Pas facile de savoir où, quand, ni comment effectuer son premier achat d’art. Voici 7 conseils pour se lancer sans se précipiter.

1 – On prend son temps et on visite

Les expositions, les biennales, les foires… on n’a que l’embarras du choix !
On n’est pas timide et on pousse aussi les portes galeries. On trouve celle(s) qui nous correspond(ent) le mieux et on discute avec les galeristes, des professionnels toujours heureux de transmettre et de partager leur passion. Et si on aime leur vision, on leur fait confiance pour nous aider à définir nos goûts.

2 – On s’informe et on se forme

On flâne dans les librairies des musées ou chez les libraires spécialisés. On forme son regard sur internet, on enrichit ses connaissances et on fait des recherches sur les artistes qu’on aime. On lit les revues d’art. La plupart d’entres elles possèdent des sites Internet très bien conçus et riches de renseignements. Bref, on éduque ses goûts !

3 – On parle budget

On détermine la somme qu’on souhaite consacrer à ce premier achat et on est attentif à ne pas se laisser entraîner par une envie impulsive. Mais si on a un vrai coup de cœur, on garde en tête qu’il est toujours possible d’échelonner le paiement. Mieux vaut s’entendre avec le galeriste sur le règlement que de passer à côté d’une œuvre qu’on aime vraiment.
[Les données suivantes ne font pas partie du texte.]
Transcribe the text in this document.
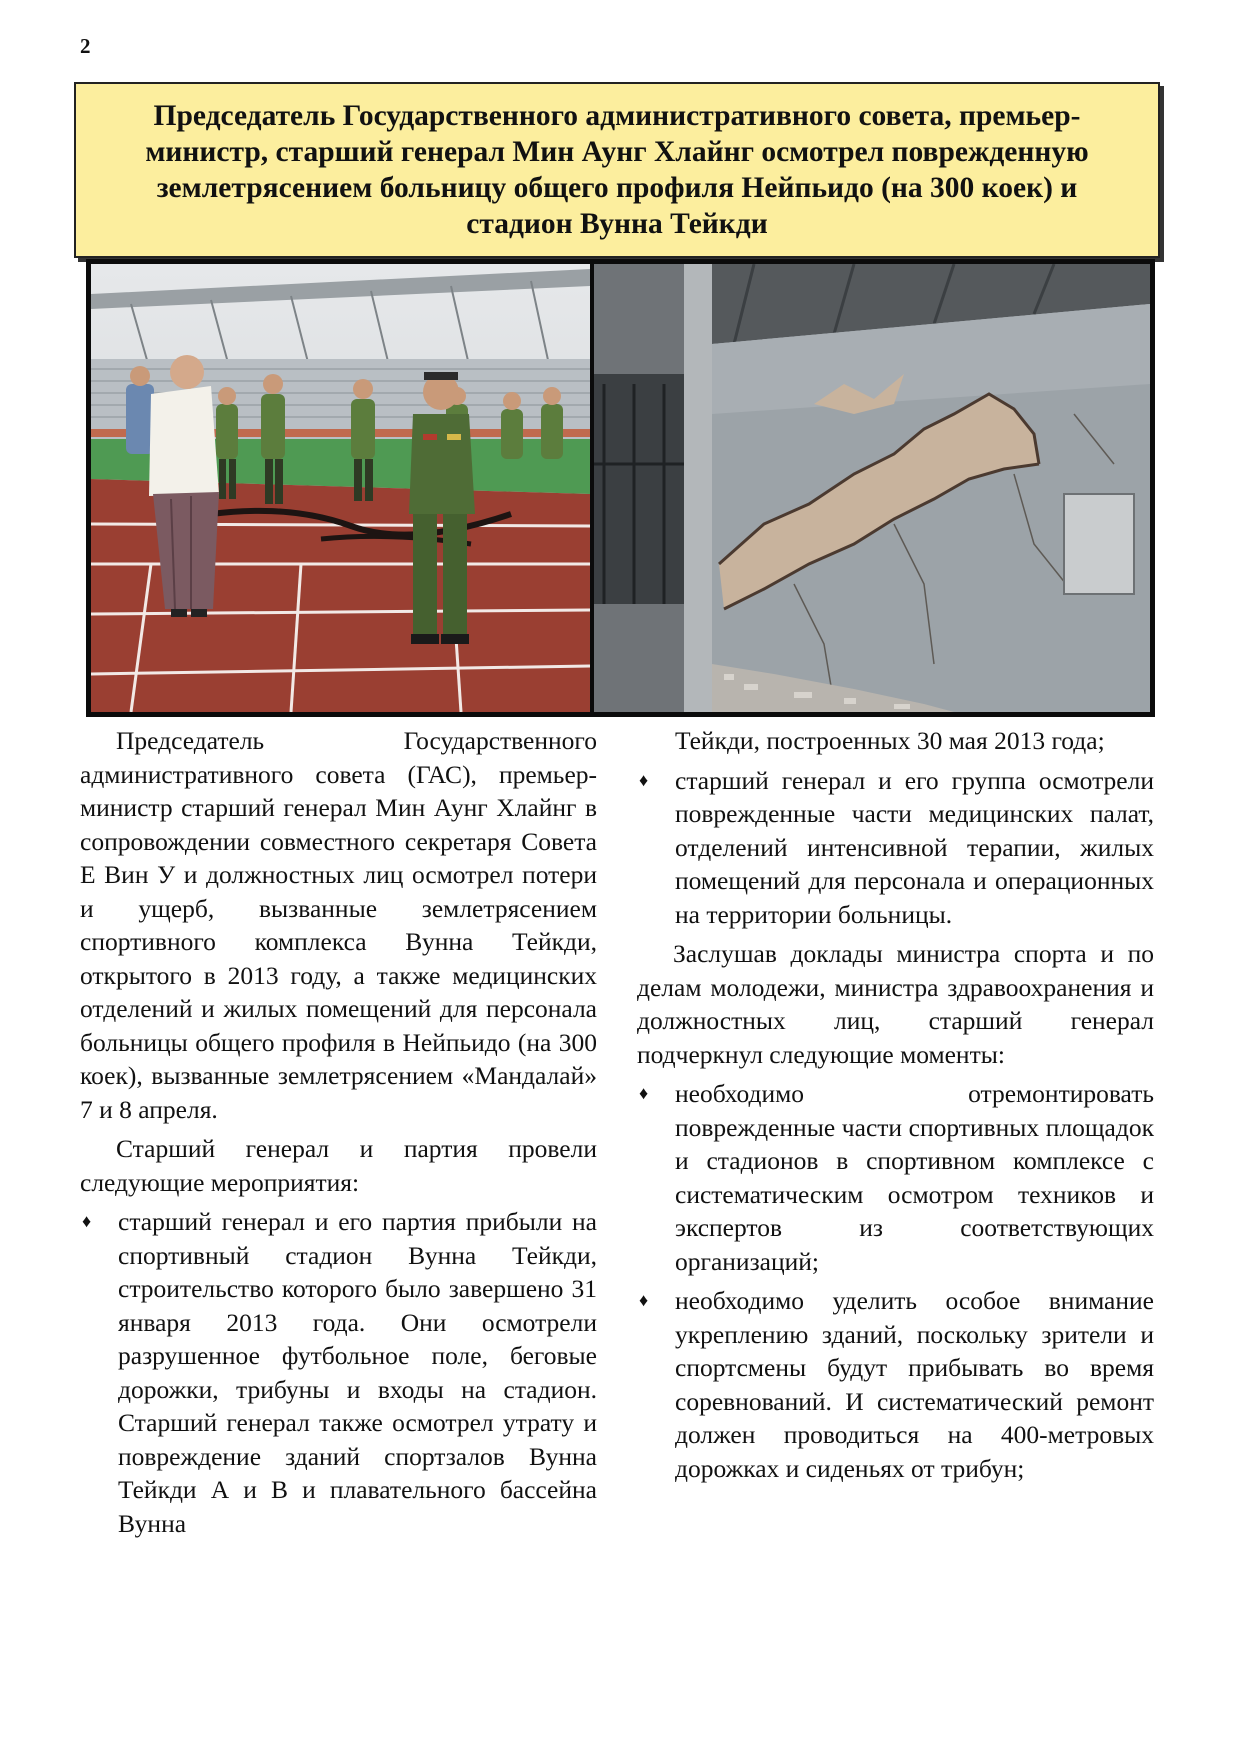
2
Председатель Государственного административного совета, премьер-министр, старший генерал Мин Аунг Хлайнг осмотрел поврежденную землетрясением больницу общего профиля Нейпьидо (на 300 коек) и стадион Вунна Тейкди

Председатель Государственного административного совета (ГАС), премьер-министр старший генерал Мин Аунг Хлайнг в сопровождении совместного секретаря Совета Е Вин У и должностных лиц осмотрел потери и ущерб, вызванные землетрясением спортивного комплекса Вунна Тейкди, открытого в 2013 году, а также медицинских отделений и жилых помещений для персонала больницы общего профиля в Нейпьидо (на 300 коек), вызванные землетрясением «Мандалай» 7 и 8 апреля.

Старший генерал и партия провели следующие мероприятия:

♦ старший генерал и его партия прибыли на спортивный стадион Вунна Тейкди, строительство которого было завершено 31 января 2013 года. Они осмотрели разрушенное футбольное поле, беговые дорожки, трибуны и входы на стадион. Старший генерал также осмотрел утрату и повреждение зданий спортзалов Вунна Тейкди А и В и плавательного бассейна Вунна

Тейкди, построенных 30 мая 2013 года;

♦ старший генерал и его группа осмотрели поврежденные части медицинских палат, отделений интенсивной терапии, жилых помещений для персонала и операционных на территории больницы.

Заслушав доклады министра спорта и по делам молодежи, министра здравоохранения и должностных лиц, старший генерал подчеркнул следующие моменты:

♦ необходимо отремонтировать поврежденные части спортивных площадок и стадионов в спортивном комплексе с систематическим осмотром техников и экспертов из соответствующих организаций;
♦ необходимо уделить особое внимание укреплению зданий, поскольку зрители и спортсмены будут прибывать во время соревнований. И систематический ремонт должен проводиться на 400-метровых дорожках и сиденьях от трибун;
L’achat d’oeuvres d’art est aujourd’hui accessible à tous les budgets. Ce n’est plus quelque chose de réservé aux riches collectionneurs ou aux marchands internationaux. On peut dénicher des œuvres pour quelques centaines d’euros. Les estampes, les dessins et les lithographies sont moins chers que les peintures ou les sculptures, et sont donc souvent accessibles à des prix abordables. De même pour les photographies. La grande majorité des œuvres se vend sous les 3000 €.

4 – On va voir et revoir l’oeuvre qui nous plaît

Un coup de cœur ? Une œuvre forte qui nous obsède ? On retourne la voir, on l’oublie un moment et on y revient. Si l’envie est toujours là, c’est que c’est la bonne ! On se fait confiance. On se fie à ses intuitions, ses émotions, ses goûts.
Si la confrontation avec l’oeuvre est toujours plus forte face à l’originale, on ne néglige pas les sites internet qui permettent d’acheter dans les galeries du monde entier. La qualité photographique et la résolution des écrans pallient aujourd’hui largement la distance physique.

5 – On achète une oeuvre, pas une histoire

On se méfie des modes. Elles passent et on risque de ne plus apprécier une œuvre qu’on aurait achetée pour une mauvaise raison. On se laisse guider par son plaisir, pas par la renommée de l’artiste. On n’hésite pas à se diriger vers un artiste émergent ou débutant. Certains artistes sont très réputés, et donc très chers. D’autres attirent les collectionneurs et les spéculateurs parce qu’ils ont de grandes chances de prendre de la valeur. Mais leur cote peut toujours chuter. On ne peut jamais anticiper le succès d’un artiste. On ne pense donc pas « retour sur investissement » et on se laisse guider par son émotion.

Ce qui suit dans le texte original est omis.